Обрезание Тора называет «знаком союза» («знамением завета»). Павел говорит о том, что во Христе ни обрезание, ни его отсутствие ничего не значат. Что он хочет сказать этим? Первое, что приходит в голову: теперь, когда в мир через Христа вошло Царство, прежние знаки перестают играть свою роль: ведь о Христе и о Царстве свидетельствуют не какими-то особыми, пусть и традиционными, и исполненными глубокого смысла, знаками, а самой жизнью, словом и делом.
Однако Павел, как правило, говоря об обрезании, имеет в виду иудаизм, а иудаизм становится для него образцом религии, как таковой. Он противопоставляет обрезанных необрезанным в том же смысле, в каком мы сегодня противопоставляем религиозных людей людям светским. Под необрезанными апостол имеет в виду язычников, но важно иметь в виду, что язычники Павловых времён вовсе не были как-то особо религиозны. Они, конечно, вспоминали иногда о своих богах, но особенно в них не верили.

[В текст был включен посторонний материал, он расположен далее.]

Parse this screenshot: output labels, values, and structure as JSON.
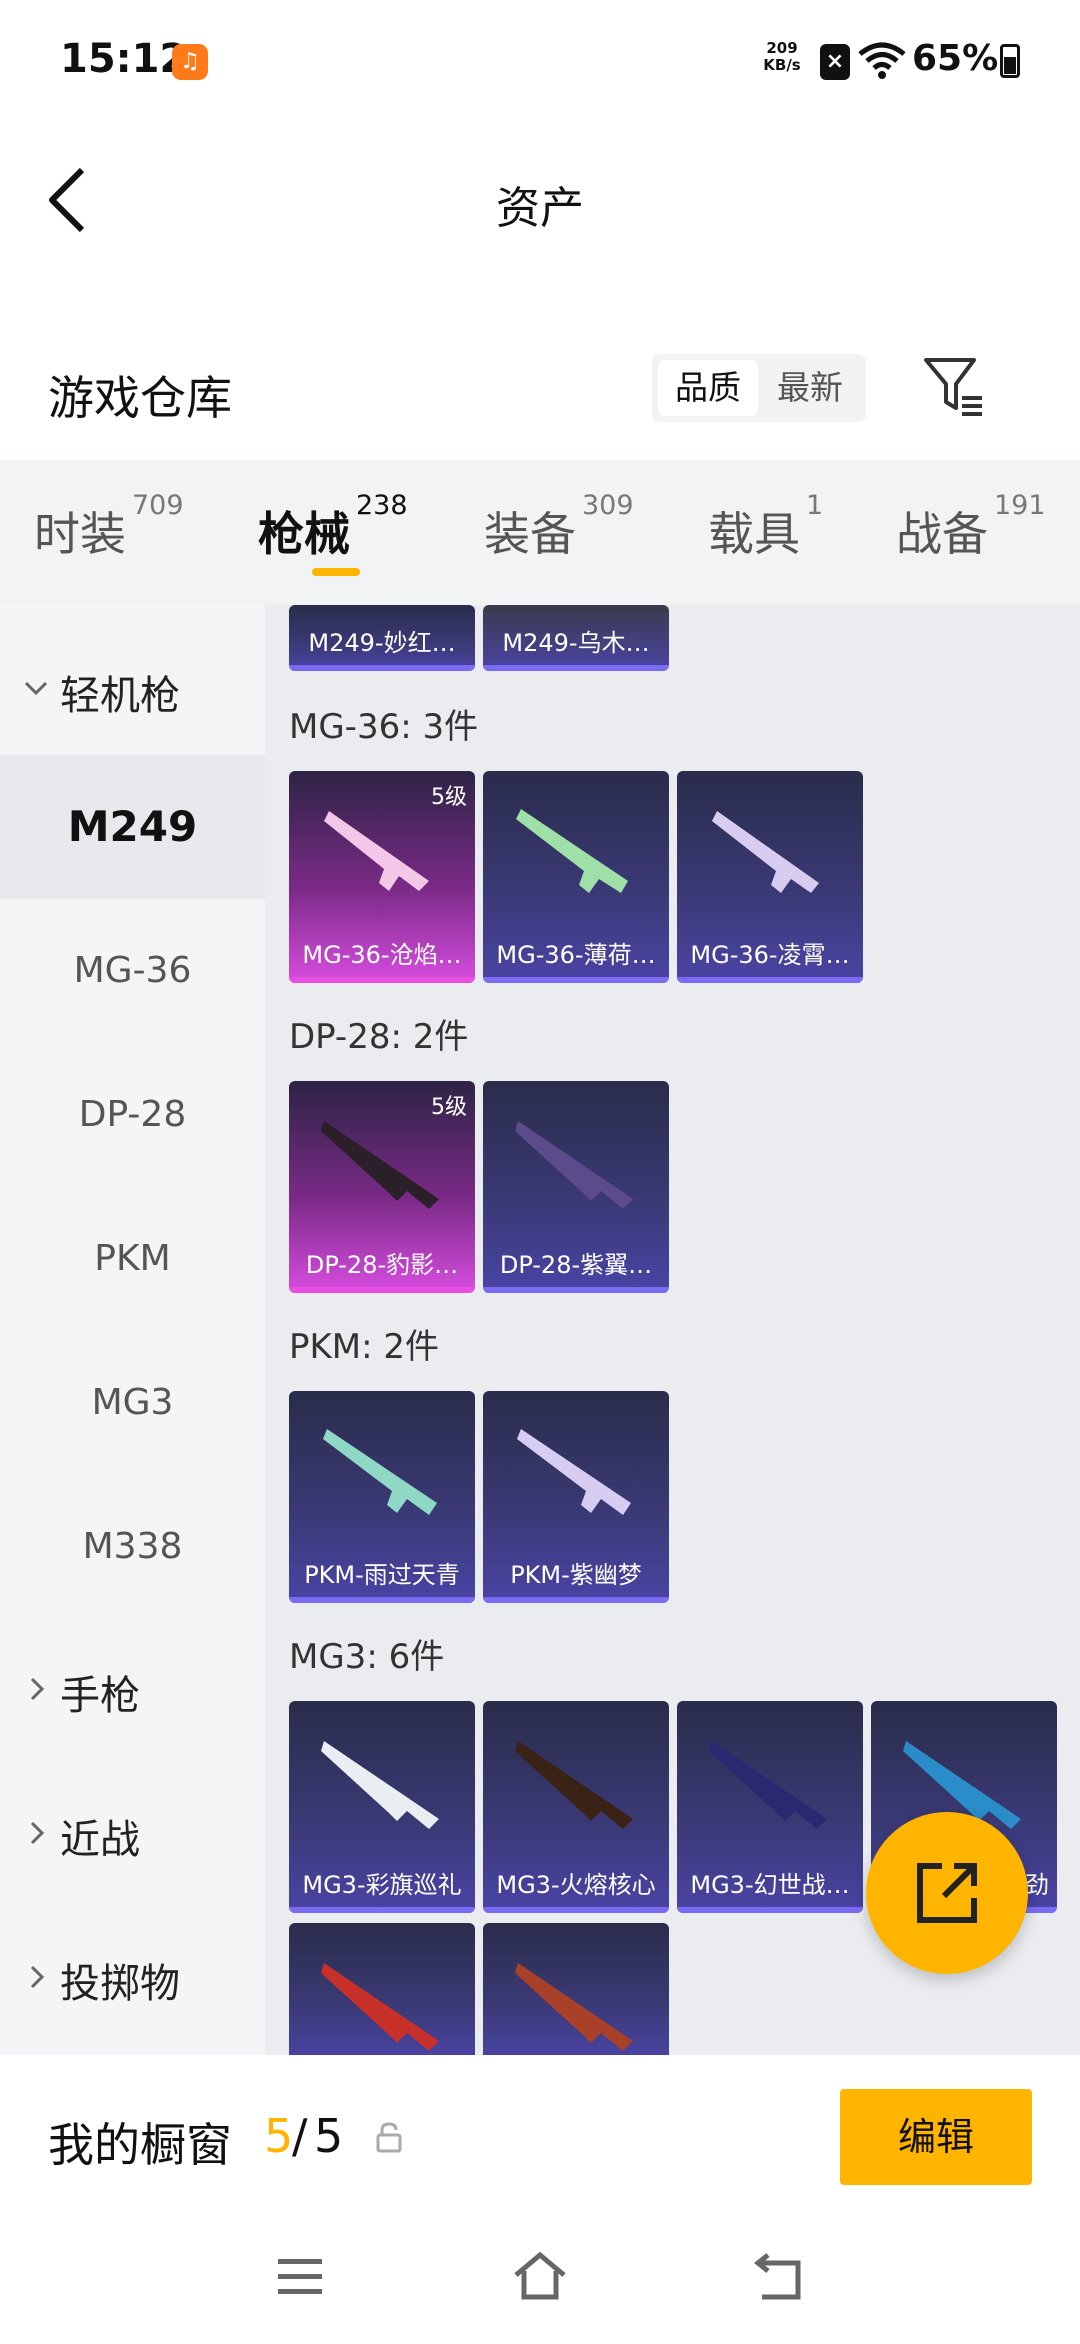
{
  "status_bar": {
    "time": "15:12",
    "app_badge": "♫",
    "net_speed_value": "209",
    "net_speed_unit": "KB/s",
    "battery": "65%"
  },
  "header": {
    "title": "资产"
  },
  "warehouse": {
    "title": "游戏仓库",
    "sort_options": [
      "品质",
      "最新"
    ],
    "selected_sort": "品质"
  },
  "tabs": [
    {
      "label": "时装",
      "count": "709"
    },
    {
      "label": "枪械",
      "count": "238",
      "active": true
    },
    {
      "label": "装备",
      "count": "309"
    },
    {
      "label": "载具",
      "count": "1"
    },
    {
      "label": "战备",
      "count": "191"
    }
  ],
  "sidebar": {
    "groups": [
      {
        "label": "轻机枪",
        "expanded": true
      },
      {
        "label": "手枪",
        "expanded": false
      },
      {
        "label": "近战",
        "expanded": false
      },
      {
        "label": "投掷物",
        "expanded": false
      }
    ],
    "items": [
      "M249",
      "MG-36",
      "DP-28",
      "PKM",
      "MG3",
      "M338"
    ],
    "active_item": "M249"
  },
  "sections": [
    {
      "title": "",
      "cards": [
        "M249-妙红…",
        "M249-乌木…"
      ]
    },
    {
      "title": "MG-36: 3件",
      "cards": [
        "MG-36-沧焰…",
        "MG-36-薄荷…",
        "MG-36-凌霄…"
      ],
      "level": "5级"
    },
    {
      "title": "DP-28: 2件",
      "cards": [
        "DP-28-豹影…",
        "DP-28-紫翼…"
      ],
      "level": "5级"
    },
    {
      "title": "PKM: 2件",
      "cards": [
        "PKM-雨过天青",
        "PKM-紫幽梦"
      ]
    },
    {
      "title": "MG3: 6件",
      "cards": [
        "MG3-彩旗巡礼",
        "MG3-火熔核心",
        "MG3-幻世战…",
        "劲"
      ]
    }
  ],
  "showcase": {
    "label": "我的橱窗",
    "current": "5",
    "separator": "/",
    "max": "5",
    "edit_label": "编辑"
  },
  "colors": {
    "accent": "#ffb400",
    "gold_card": "#d74de0",
    "blue_card": "#4a44a6"
  },
  "icons": [
    "back-icon",
    "filter-icon",
    "share-icon",
    "lock-icon",
    "menu-icon",
    "home-icon",
    "return-icon",
    "wifi-icon",
    "battery-icon"
  ]
}
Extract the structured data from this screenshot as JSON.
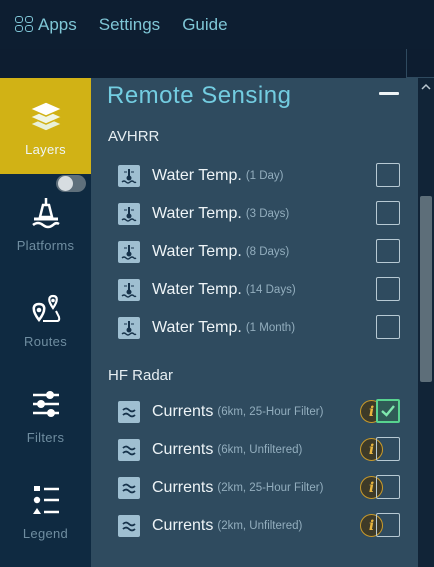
{
  "topbar": {
    "apps_label": "Apps",
    "settings_label": "Settings",
    "guide_label": "Guide"
  },
  "sidebar": {
    "tabs": [
      {
        "label": "Layers",
        "icon": "layers-icon",
        "active": true
      },
      {
        "label": "Platforms",
        "icon": "buoy-icon",
        "active": false
      },
      {
        "label": "Routes",
        "icon": "route-icon",
        "active": false
      },
      {
        "label": "Filters",
        "icon": "sliders-icon",
        "active": false
      },
      {
        "label": "Legend",
        "icon": "legend-icon",
        "active": false
      }
    ],
    "platforms_toggle": false
  },
  "panel": {
    "title": "Remote Sensing",
    "sections": [
      {
        "title": "AVHRR",
        "items": [
          {
            "name": "Water Temp.",
            "detail": "(1 Day)",
            "checked": false,
            "info": false
          },
          {
            "name": "Water Temp.",
            "detail": "(3 Days)",
            "checked": false,
            "info": false
          },
          {
            "name": "Water Temp.",
            "detail": "(8 Days)",
            "checked": false,
            "info": false
          },
          {
            "name": "Water Temp.",
            "detail": "(14 Days)",
            "checked": false,
            "info": false
          },
          {
            "name": "Water Temp.",
            "detail": "(1 Month)",
            "checked": false,
            "info": false
          }
        ]
      },
      {
        "title": "HF Radar",
        "items": [
          {
            "name": "Currents",
            "detail": "(6km, 25-Hour Filter)",
            "checked": true,
            "info": true
          },
          {
            "name": "Currents",
            "detail": "(6km, Unfiltered)",
            "checked": false,
            "info": true
          },
          {
            "name": "Currents",
            "detail": "(2km, 25-Hour Filter)",
            "checked": false,
            "info": true
          },
          {
            "name": "Currents",
            "detail": "(2km, Unfiltered)",
            "checked": false,
            "info": true
          }
        ]
      }
    ],
    "info_glyph": "i"
  },
  "colors": {
    "accent": "#73cde1",
    "active_tab": "#d1b215",
    "checked": "#58d38f",
    "info": "#e8b53e"
  }
}
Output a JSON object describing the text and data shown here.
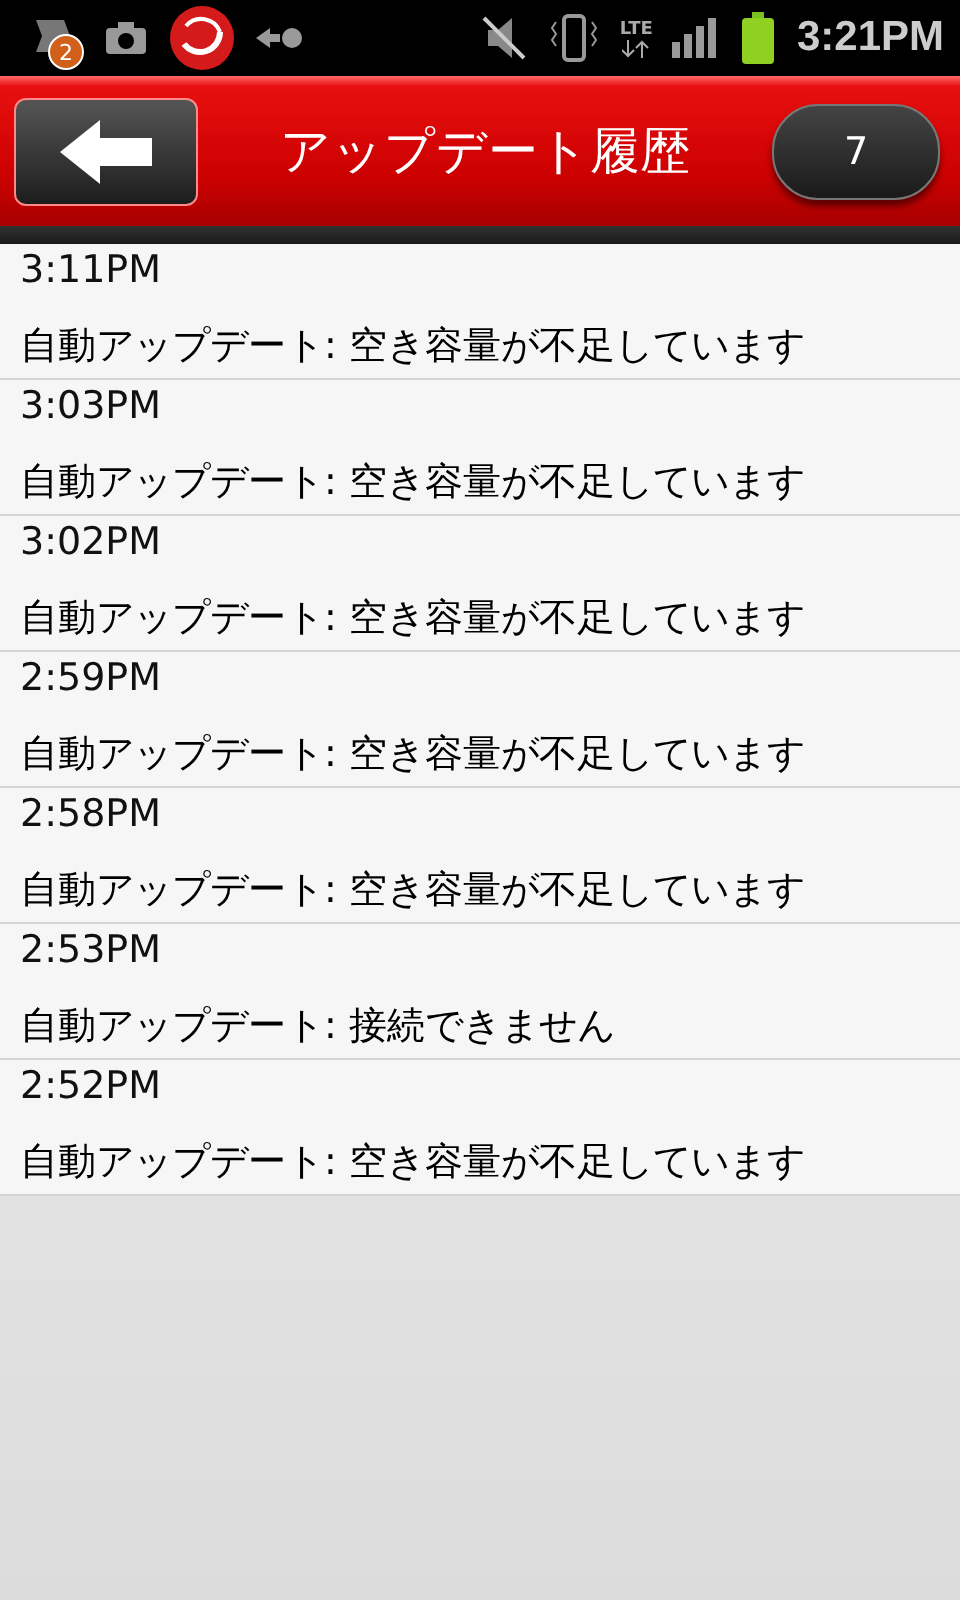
{
  "status_bar": {
    "notification_count": "2",
    "network": "LTE",
    "time": "3:21PM"
  },
  "header": {
    "title": "アップデート履歴",
    "count": "7"
  },
  "entries": [
    {
      "time": "3:11PM",
      "message": "自動アップデート: 空き容量が不足しています"
    },
    {
      "time": "3:03PM",
      "message": "自動アップデート: 空き容量が不足しています"
    },
    {
      "time": "3:02PM",
      "message": "自動アップデート: 空き容量が不足しています"
    },
    {
      "time": "2:59PM",
      "message": "自動アップデート: 空き容量が不足しています"
    },
    {
      "time": "2:58PM",
      "message": "自動アップデート: 空き容量が不足しています"
    },
    {
      "time": "2:53PM",
      "message": "自動アップデート: 接続できません"
    },
    {
      "time": "2:52PM",
      "message": "自動アップデート: 空き容量が不足しています"
    }
  ]
}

По праздникам им ещё по традиции приносили жертвы, и даже публично, но в повседневной жизни о своих богах тогдашние язычники вспоминали редко.
Апостола же это отнюдь не волнует: он считает, что в христианской жизни религиозность — не главное, что смысл христианства в другом, что оно — не религия. Главное в христианской жизни — духовное обновление, тут важно стать тем, что Павел называет «новым творением» («новой тварью»).
Жизнь Царства, пронизанного дыханием Божиим, обновляет человека, если он к этой жизни приобщается, меняя саму его природу, физическую и психическую. Человек совершенно реально становится другим, и если этого не видно, значит, человек или не стал ещё христианином в строгом смысле слова, или перемены в нём ещё не стали заметны.
Религия же тут может как помочь, так и помешать, как и всё, что присутствует в жизни человека. Сама по себе она не хороша и не плоха, она может стать инструментом, помогающим человеку на его пути в Царство, но может оказаться на этом пути и помехой. Перед глазами апостола были примеры того и другого, поэтому он не идеализирует религию, но и не демонизирует её, оставляя ей то место, которого она заслуживает: место инструмента, которым каждый распоряжается или на пользу себе, или во вред.